Is electronic dance music and sci-fi movies made for each other?
Romantic comedies get soft harmonies and lush strings. Action movies have uptempo hip-hop and hardcore metal. And for science fiction movies like Blade Runner and Tron: Legacy, there’s electronic dance music (EDM), an electronic orchestra of synthetic sounds.

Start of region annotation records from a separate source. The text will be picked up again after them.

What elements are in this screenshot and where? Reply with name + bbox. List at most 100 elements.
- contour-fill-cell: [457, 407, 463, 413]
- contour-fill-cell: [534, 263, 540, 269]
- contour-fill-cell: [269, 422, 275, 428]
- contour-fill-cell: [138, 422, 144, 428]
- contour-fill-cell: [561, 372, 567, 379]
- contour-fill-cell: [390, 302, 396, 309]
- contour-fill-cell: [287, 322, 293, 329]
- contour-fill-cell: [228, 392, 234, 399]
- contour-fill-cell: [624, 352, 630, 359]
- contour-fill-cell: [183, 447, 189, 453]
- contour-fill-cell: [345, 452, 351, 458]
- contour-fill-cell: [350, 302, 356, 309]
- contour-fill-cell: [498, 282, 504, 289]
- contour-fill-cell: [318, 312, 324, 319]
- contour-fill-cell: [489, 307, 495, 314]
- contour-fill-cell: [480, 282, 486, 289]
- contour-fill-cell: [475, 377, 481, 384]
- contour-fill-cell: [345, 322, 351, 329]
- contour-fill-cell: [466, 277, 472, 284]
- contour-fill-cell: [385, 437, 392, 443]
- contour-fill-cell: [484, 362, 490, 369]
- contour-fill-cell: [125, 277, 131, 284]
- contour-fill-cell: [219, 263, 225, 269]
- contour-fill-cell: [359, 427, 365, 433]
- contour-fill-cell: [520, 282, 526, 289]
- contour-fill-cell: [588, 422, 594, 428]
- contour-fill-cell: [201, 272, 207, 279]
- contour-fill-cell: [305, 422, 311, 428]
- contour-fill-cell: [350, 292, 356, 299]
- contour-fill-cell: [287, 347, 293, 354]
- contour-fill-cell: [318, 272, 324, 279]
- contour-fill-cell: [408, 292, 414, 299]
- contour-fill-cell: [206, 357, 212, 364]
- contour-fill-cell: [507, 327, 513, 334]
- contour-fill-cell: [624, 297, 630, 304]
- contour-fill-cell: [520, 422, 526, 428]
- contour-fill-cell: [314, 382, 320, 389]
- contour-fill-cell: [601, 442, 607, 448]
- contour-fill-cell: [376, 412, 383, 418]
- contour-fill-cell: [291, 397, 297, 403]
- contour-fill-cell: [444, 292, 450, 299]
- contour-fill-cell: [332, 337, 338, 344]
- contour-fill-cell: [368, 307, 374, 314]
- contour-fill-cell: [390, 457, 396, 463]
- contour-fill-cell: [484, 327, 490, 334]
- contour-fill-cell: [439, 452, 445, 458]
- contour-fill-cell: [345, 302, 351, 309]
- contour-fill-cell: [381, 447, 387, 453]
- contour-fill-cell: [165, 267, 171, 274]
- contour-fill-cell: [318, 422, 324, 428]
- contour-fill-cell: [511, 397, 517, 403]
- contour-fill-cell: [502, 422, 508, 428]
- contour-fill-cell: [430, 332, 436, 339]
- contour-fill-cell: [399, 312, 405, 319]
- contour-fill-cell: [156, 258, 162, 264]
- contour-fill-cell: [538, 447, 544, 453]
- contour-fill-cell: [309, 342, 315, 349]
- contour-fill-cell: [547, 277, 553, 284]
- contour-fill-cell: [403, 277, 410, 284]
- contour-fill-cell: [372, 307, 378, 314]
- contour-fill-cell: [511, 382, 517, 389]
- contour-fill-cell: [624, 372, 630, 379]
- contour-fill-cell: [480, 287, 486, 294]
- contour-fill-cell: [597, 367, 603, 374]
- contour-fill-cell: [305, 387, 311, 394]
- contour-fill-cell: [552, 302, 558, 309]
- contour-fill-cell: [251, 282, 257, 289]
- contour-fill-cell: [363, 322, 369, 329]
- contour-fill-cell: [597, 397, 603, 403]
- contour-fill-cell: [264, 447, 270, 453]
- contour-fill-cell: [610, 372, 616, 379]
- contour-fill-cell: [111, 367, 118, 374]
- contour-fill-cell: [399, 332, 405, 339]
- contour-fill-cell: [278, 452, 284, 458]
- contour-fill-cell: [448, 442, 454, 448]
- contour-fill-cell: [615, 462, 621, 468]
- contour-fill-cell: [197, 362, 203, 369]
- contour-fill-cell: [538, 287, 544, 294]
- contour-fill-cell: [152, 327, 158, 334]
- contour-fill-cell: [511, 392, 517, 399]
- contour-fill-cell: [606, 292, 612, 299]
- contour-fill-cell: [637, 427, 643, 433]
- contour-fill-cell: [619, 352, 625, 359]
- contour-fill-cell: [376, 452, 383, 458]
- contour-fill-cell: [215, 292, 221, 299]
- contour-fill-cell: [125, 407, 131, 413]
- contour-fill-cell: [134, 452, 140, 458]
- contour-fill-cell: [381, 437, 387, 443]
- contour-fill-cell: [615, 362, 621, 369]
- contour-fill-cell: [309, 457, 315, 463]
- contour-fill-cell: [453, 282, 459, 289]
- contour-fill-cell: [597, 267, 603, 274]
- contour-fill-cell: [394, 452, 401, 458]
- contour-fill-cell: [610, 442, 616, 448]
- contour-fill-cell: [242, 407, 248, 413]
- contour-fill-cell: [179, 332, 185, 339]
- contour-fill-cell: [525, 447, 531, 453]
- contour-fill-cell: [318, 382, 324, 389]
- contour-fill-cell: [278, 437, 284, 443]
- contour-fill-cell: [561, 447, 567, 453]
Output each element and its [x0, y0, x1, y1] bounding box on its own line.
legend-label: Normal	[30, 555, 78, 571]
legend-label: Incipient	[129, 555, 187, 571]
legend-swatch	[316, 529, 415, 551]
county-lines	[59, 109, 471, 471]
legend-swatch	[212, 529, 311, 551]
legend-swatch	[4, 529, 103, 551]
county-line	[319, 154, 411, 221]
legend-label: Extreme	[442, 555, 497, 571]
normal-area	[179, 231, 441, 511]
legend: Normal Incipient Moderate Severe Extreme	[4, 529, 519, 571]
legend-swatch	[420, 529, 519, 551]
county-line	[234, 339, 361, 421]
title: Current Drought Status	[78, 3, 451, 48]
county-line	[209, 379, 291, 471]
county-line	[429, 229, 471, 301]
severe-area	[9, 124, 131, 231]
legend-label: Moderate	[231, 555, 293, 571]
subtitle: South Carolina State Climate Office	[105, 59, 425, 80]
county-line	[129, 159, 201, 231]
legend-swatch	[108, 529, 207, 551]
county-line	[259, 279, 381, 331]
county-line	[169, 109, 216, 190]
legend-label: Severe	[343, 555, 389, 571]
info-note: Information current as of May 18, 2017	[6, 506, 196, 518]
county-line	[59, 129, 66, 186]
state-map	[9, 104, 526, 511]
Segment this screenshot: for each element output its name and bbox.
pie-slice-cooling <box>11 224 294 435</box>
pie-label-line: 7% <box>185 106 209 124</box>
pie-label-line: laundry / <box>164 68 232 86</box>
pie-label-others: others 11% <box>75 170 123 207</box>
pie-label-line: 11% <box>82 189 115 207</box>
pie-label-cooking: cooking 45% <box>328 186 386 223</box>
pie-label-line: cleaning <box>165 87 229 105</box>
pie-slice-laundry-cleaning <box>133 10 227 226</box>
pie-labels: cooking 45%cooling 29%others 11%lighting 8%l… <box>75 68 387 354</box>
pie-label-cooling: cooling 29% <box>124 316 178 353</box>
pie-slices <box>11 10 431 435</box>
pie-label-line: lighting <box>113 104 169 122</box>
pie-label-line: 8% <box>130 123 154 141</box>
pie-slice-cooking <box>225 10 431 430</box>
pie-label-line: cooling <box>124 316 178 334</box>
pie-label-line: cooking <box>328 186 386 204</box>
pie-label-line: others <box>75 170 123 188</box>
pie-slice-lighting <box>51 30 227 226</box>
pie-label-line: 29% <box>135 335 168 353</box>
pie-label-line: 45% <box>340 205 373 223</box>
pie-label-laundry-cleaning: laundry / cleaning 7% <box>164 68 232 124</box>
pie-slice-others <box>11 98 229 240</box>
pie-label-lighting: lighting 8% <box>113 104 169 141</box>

Helped along last year by Grammy-winning DJ Skrillex, EDM is enjoying a resurgence in popularity, in both the music scene and on movie soundtracks. Popular styles of EDM include dubstep, house music, trance, electro, drum & bass and downtempo, and its rise is actually the culmination of years of prominence in club culture and underground films. Check out Electric Visions, a blog that features a number of films from the past decade where EDM plays a prominent role in the characters’ lives (our favorite: 2003′s Party Monster – when you add the fast-cut editing to the fact that practically every character is decked out in the most outrageous ravewear, it’s a indulgent feast for the eyes).
For younger music-lovers and moviegoers, EDM has become the soundtrack of their generation. Here are a few examples of EDM’s rise into Hollywood’s upper echelons:
- 2010′s Tron: Legacy was the first sci-fi soundtrack completely filled with synthesized songs, composed by the French electronic group Daft Punk. Sales hit 70,000 in the first week of release (is a Tron 3 in the works?).
- The Bond flick Skyfall (2012) featured an EDM track on what became the highest-charting Bond soundtrack on the Billboard charts since A View To Kill in 1985.
- Spring Breakers (scheduled for a March release) features the expertise of dubstep king Skrillex.
So Why the Surge of EMD Into Sci-Fi?
Here are five factors why EDM is soaring in use in sci-fi films:
1. ’80s Revivalism. America has been enjoying all things ’80s in the past few years, and EDM in a movie gives it a decidedly ’80s feel. The sound of synthesizers automatically conjures up images of “Danger Zone” and the synthesizer obsessions of Devo.
2. Adrenaline Rush. The theme to the 1978 Midnight Express demonstrates perfectly how EDM contributes to the adrenaline rush a filmmaker is trying to elicit. The instrumental track “Chase” by Giorgio Moroder creates an ambiance for the film that made audiences root for the hero – viewers felt the anticipation and the struggle.
3. Fist-Pump Reaction. EDM songs from movie soundtracks easily transition into becoming dance club favorites. Case in point: The soundtrack to Tron: Legacy was a huge club hit.
4. Music and the Mind. Our minds move with the music. We think what the musicians and filmmakers want us to think, because it’s brilliant! Remember the introductory scene of Blade Runner, when Harrison Ford’s character met with the villainess? The music didn’t for one moment stray from the seriousness of the movie, even with the electronically orchestrated tunes. It was so mysterious.
5. Social Media. As these songs increasingly get used in films, it builds up the genre’s popularity, which leads to more awareness and appreciation of key dance tracks. The younger set shares their favorite EDM tracks via social networks, and YouTube is helping to create EDM stars almost overnight.
With these factors at the forefront, we must ask: Is the addition of EDM to sci-fi soundtracks a stirring creative triumph? Or is it all a marketing scheme by the EDM and movie industry?
John Houlihan, a film supervisor who has worked on more than 60 soundtracks, including those for the three Austin Powers movies, Training Day and the Bruce Willis thriller Looper, offered a more measured perspective on why EDM is showing up in film these days, in last fall’s New York Times: “I think it’s their day in the sun, and Hollywood is very trendy,” he said. “An EDM artist like Skrillex is pushing frequencies and using new instrumentation that is so intense, his music has the potential to drive a modern action scene more effectively than a traditional Hollywood orchestra.”
Electronic dance music, for all its popularity, may just eventually face the same up-and-down fickle nature of music trends. As Hollywood moves into new directions, other films may find a place for EDM or not. Perhaps indie folk pop or hard guitar rock may take its place in the soundtrack world. Whether through artistic brilliance or good-bad marketing, there will be a place for the next great sci-fi soundtracks in coming years.